While more clinics are advertising the pills as an easy way to end a pregnancy — one poster reads: “Abortion. Yeah, we do that.” — doctors warn that abortion by pill is more traumatic than these women are prepared for. “It isn’t just the shock and betrayal that they’ll feel when they begin to cramp and bleed, when the process and the pain drag on and on, but when they encounter their aborted babies, when they see with their own eyes the bodies of their children, their eyes, their tiny fists, when they realize the lies that they have been told and the enormous loss that has really taken place,” O’Bannon said.

Having these abortions by web-cam or by mail won’t make them any better, just more dangerous as women scramble to find medical help who understand and can treat the unique problems associated with chemical abortions. They act as if having this at home will make the process comfortable and cozy, but the reality is that a woman is more likely to feel alone and abandoned at precisely the time when she is most vulnerable, when she is in the most pain and the most danger, trying to figure out if what she’s going through is just ordinary bodily assault of the abortion or something even worse.

Donna Harrison, MD, executive director of the American Association of Pro-Life Obstetricians and Gynecologists, told The Stream in an email, “The continuous fantasy that drug induced abortions are simple is the oft repeated mantra of the abortion industry. Drug-induced abortions are neither safe nor easy.”
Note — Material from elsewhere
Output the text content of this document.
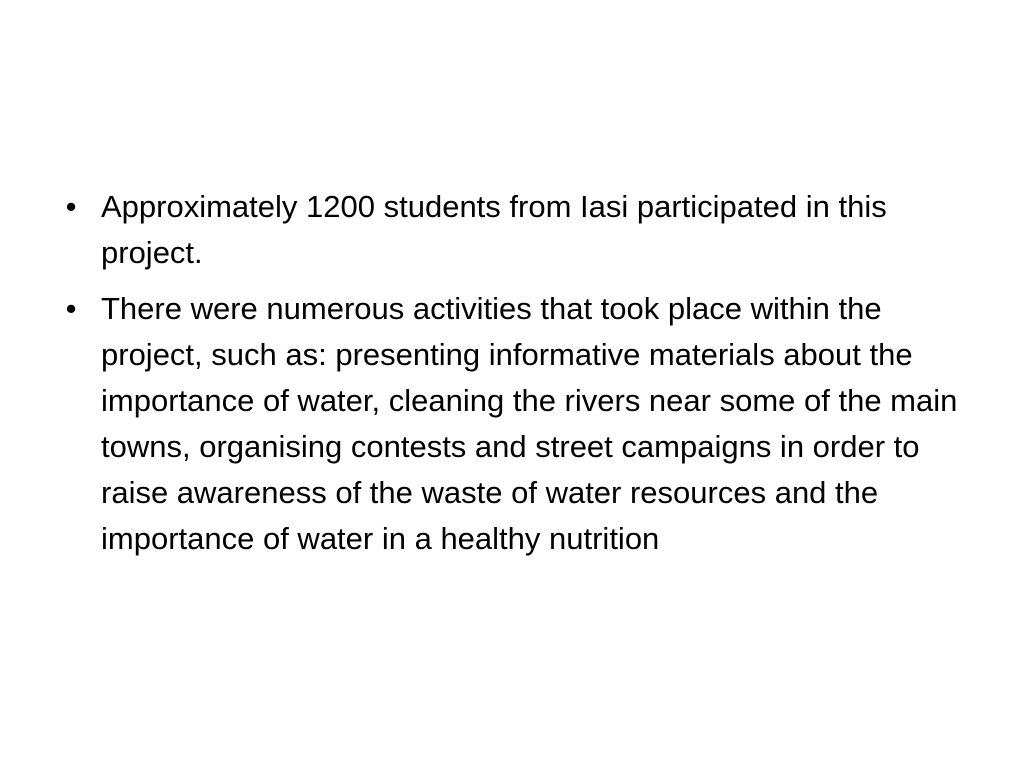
• Approximately 1200 students from Iasi participated in this project.
• There were numerous activities that took place within the project, such as: presenting informative materials about the importance of water, cleaning the rivers near some of the main towns, organising contests and street campaigns in order to raise awareness of the waste of water resources and the importance of water in a healthy nutrition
“The abortion industry wants to minimize knowledge about these risks, and minimize involvement of physicians, in order to keep down their costs and boost their income.”

Pro-life groups concerned for women’s safety warn that the new FDA guidelines mean the procedure will be riskier as doctors are not required to be physically present to the women to whom they prescribe the abortion pill. Abortion performed in an abortion facility by a doctor had its risks, O’Bannon noted, but the doctor knew them and how to treat them. “With web-cam abortions and abortions by mail, with abortionists getting less and less involved with their patients, it isn’t clear that any of this remains any more.”

Harrison cited a recent study in the Journal of Clinical and Diagnostic Research, which found that “the most common presentation was excessive bleeding (77.5%). Severe anemia was found in 12.5% of the patients and 5% of patients presented with shock…62.5% of the patients were found to have incomplete abortion, 22.5% had failed abortion and 7.5% of patients had incomplete abortion with sepsis. Surgical evacuation was performed in 67.5% of the patients, whereas 12.5% of the patients required surgical evacuation with blood transfusion.”

The study recommended against unsupervised medical abortion. “The abortion industry wants to minimize knowledge about these risks, and minimize involvement of physicians, in order to keep down their costs and boost their income,” Harrison said. “It is tragic that women are misled about the serious complications, including at least a ten-times increased risk of death from drug-induced abortion as compared with surgical abortion.”

“All of this suffering for women is for the convenience and profit of the abortionist,” Harrison concluded.